A. W. BLACKMAN, Executor of the Estate of MARY MIKULICH, Deceased; ANDREW J. MIKULICH; and WILLIS B. SMITH, Appellants, v. SEBASTIAN F. MIKULICH, Respondent.
    No. 8164
    April 15, 1976
    548 P.2d 645
    
      Raymond E. Sutton and Michael Schaefer, Las Vegas, for Appellants.
    
      Dickerson, Miles & Pico, Las Vegas, for Respondent.
   OPINION

Per Curiam:

This is an appeal from an order of the district court granting a preliminary injunction restraining the appellants from entering upon respondent’s property and from damaging respondent’s fence.

Appellants seek reversal on the grounds that the record below does not support the findings of the court that the injunction should issue and that the court abused its discretion in awarding respondent’s counsel fees in the sum of $2,000, which award, appellants claim, is excessive.

The record has come before us on an agreed statement of facts. NRAP 10(e) provides that in lieu of an actual record of the proceedings the parties may prepare and sign a statement of the case showing how the issues presented by the appeal arose and were decided and setting forth only so many of the facts alleged and proved as are essential to a decision of the issues presented. The rule clearly provides that the statement must be approved by the district court. The district court approval was not secured in the instant case. Therefore, the agreed statement is fatally defective.
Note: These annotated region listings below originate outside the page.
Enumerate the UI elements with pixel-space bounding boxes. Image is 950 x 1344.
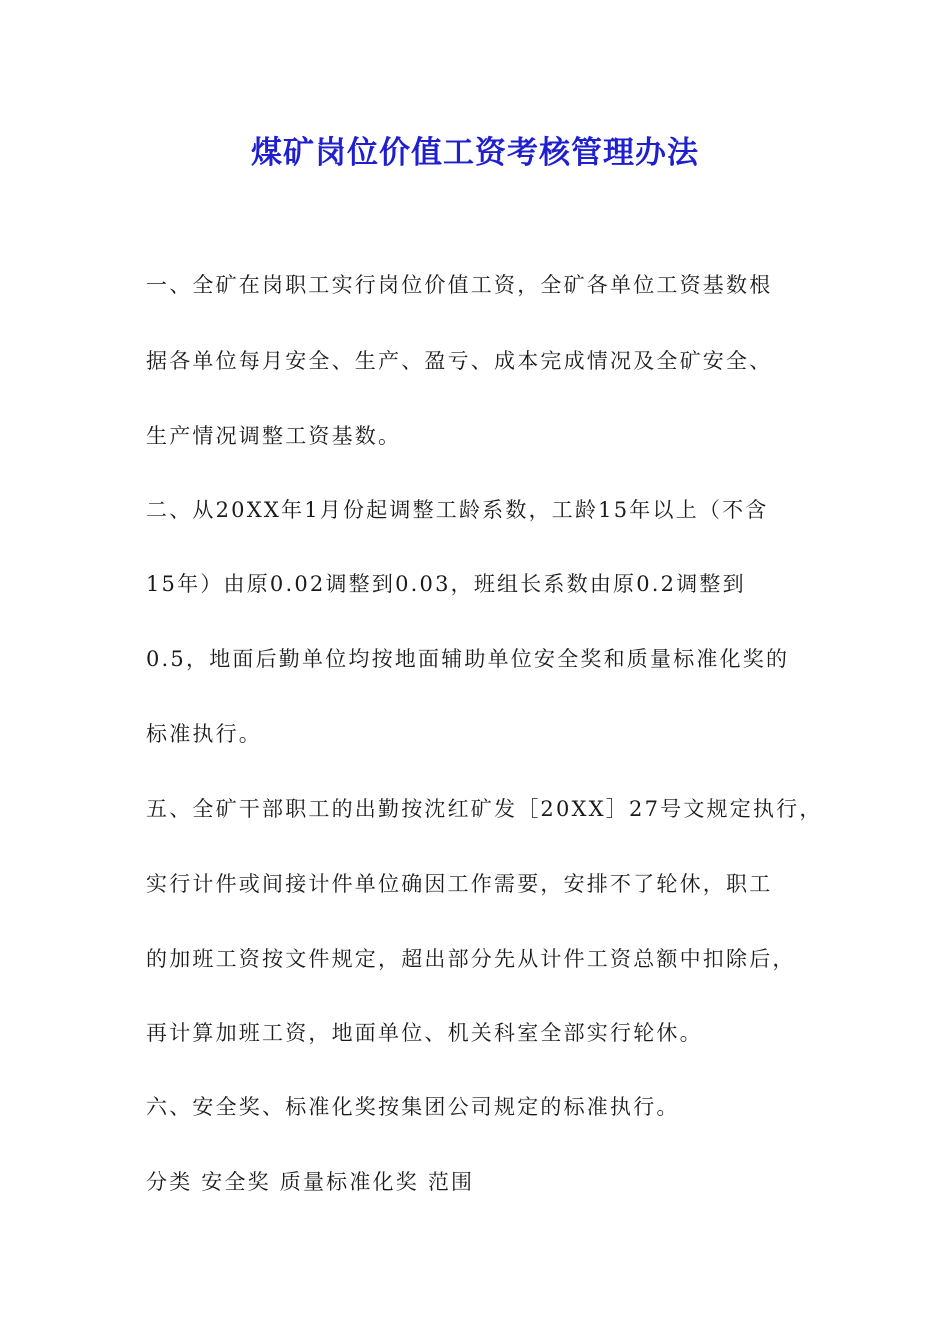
table-header-line: 分类 安全奖 质量标准化奖 范围 xyxy=(146,1170,475,1194)
paragraph-5-line-4: 再计算加班工资，地面单位、机关科室全部实行轮休。 xyxy=(146,1021,703,1045)
paragraph-2-line-2: 15年）由原0.02调整到0.03，班组长系数由原0.2调整到 xyxy=(146,572,746,596)
document-title: 煤矿岗位价值工资考核管理办法 xyxy=(251,135,699,171)
paragraph-2-line-1: 二、从20XX年1月份起调整工龄系数，工龄15年以上（不含 xyxy=(146,498,769,522)
paragraph-5-line-1: 五、全矿干部职工的出勤按沈红矿发［20XX］27号文规定执行， xyxy=(146,797,823,821)
paragraph-1-line-1: 一、全矿在岗职工实行岗位价值工资，全矿各单位工资基数根 xyxy=(146,273,773,297)
paragraph-5-line-3: 的加班工资按文件规定，超出部分先从计件工资总额中扣除后， xyxy=(146,947,796,971)
paragraph-2-line-3: 0.5，地面后勤单位均按地面辅助单位安全奖和质量标准化奖的 xyxy=(146,647,790,671)
paragraph-2-line-4: 标准执行。 xyxy=(146,722,262,746)
paragraph-1-line-2: 据各单位每月安全、生产、盈亏、成本完成情况及全矿安全、 xyxy=(146,349,773,373)
paragraph-1-line-3: 生产情况调整工资基数。 xyxy=(146,424,402,448)
paragraph-5-line-2: 实行计件或间接计件单位确因工作需要，安排不了轮休，职工 xyxy=(146,872,773,896)
paragraph-6-line-1: 六、安全奖、标准化奖按集团公司规定的标准执行。 xyxy=(146,1095,680,1119)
In Moore v. Cherry, 90 Nev. 390, 396, 528 P.2d 1018, 1022 (1974), we held:

“Appellants have attempted to file a statement of the evidence pursuant to the provisions of NRAP 10(c) (formerly NRCP 75(n)), but there is nothing to indicate that the statement was ever submitted to the district court for settlement and approval. We must therefore, because appellants failed to comply with NRAP 10(c) (formerly NRCP 75(n)), refuse to consider it as a part of the record on appeal.”
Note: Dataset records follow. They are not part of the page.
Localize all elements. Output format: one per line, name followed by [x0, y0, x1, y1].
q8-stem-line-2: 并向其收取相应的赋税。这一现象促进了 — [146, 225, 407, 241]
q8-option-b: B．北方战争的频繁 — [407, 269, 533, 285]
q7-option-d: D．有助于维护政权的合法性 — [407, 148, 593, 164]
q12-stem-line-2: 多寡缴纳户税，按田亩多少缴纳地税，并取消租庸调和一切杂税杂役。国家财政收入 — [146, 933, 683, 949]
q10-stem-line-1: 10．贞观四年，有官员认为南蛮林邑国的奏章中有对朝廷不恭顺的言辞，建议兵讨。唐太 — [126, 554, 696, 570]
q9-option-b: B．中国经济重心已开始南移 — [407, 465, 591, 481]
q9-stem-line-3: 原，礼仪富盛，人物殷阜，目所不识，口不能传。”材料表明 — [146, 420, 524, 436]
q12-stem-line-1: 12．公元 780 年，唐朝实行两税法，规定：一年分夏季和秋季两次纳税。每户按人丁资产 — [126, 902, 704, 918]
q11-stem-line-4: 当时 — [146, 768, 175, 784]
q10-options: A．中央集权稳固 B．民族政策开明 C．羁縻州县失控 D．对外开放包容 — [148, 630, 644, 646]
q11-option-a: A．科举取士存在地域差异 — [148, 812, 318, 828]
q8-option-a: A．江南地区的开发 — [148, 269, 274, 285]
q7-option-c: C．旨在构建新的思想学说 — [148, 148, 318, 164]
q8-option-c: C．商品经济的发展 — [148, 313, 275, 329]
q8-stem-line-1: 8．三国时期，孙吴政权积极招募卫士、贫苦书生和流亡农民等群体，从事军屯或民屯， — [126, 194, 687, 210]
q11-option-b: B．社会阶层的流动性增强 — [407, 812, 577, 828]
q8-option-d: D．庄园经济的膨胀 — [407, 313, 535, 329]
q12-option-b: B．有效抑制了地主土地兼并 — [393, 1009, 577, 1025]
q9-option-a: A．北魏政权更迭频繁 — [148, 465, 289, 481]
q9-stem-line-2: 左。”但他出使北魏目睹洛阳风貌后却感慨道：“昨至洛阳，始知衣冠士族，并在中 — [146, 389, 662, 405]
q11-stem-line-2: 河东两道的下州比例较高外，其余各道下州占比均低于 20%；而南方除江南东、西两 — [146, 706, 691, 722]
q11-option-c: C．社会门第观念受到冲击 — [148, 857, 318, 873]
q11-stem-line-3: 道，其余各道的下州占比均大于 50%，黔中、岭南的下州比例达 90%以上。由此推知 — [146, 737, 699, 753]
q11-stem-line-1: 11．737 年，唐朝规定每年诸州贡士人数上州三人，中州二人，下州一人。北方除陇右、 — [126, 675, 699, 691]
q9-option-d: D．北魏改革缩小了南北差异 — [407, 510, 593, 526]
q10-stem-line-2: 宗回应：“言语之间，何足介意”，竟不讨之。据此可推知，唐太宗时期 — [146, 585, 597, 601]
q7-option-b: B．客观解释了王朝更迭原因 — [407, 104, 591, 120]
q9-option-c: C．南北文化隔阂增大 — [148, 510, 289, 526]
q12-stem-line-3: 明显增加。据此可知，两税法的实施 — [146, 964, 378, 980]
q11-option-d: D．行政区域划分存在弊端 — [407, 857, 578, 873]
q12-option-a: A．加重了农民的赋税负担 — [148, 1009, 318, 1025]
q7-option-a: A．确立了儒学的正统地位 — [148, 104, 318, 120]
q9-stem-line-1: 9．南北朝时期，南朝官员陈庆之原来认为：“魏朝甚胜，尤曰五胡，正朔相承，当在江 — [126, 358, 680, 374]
As we said in Alexander v. Simmons, 90 Nev. 23, 518 P.2d 160 (1974), when this court is not favored with a transcript of the proceedings in the district court and the appellants have failed to submit a settled and approved statement of the evidence taken in the proceedings below, this court is not able to decide under the facts whether the judgment of the trial court was erroneous or that it was not based upon substantial evidence. In such a case, the judgment is affirmed. 
      
       NRAP 10(e):
      “(e) Agreed Statement as the Record on Appeal. In lieu of the record on appeal as defined in subdivision (a) of this rule, the parties may prepare and sign a statement of the case showing how the issues presented by the appeal arose and were decided in the district court and setting forth only so many of the facts averred and proved or sought to be proved as are essential to a decision of the issues presented. If the statement conforms to the truth, it, together with such additions as the court may consider necessary fully to present the issues raised by the appeal, shall be approved by the district court and shall then be certified to the Supreme Court as the record on appeal and transmitted thereto by the clerk of the district court within the time provided by Rule 11. Copies of the agreed statement may be filed as the appendix required by Rule 30.”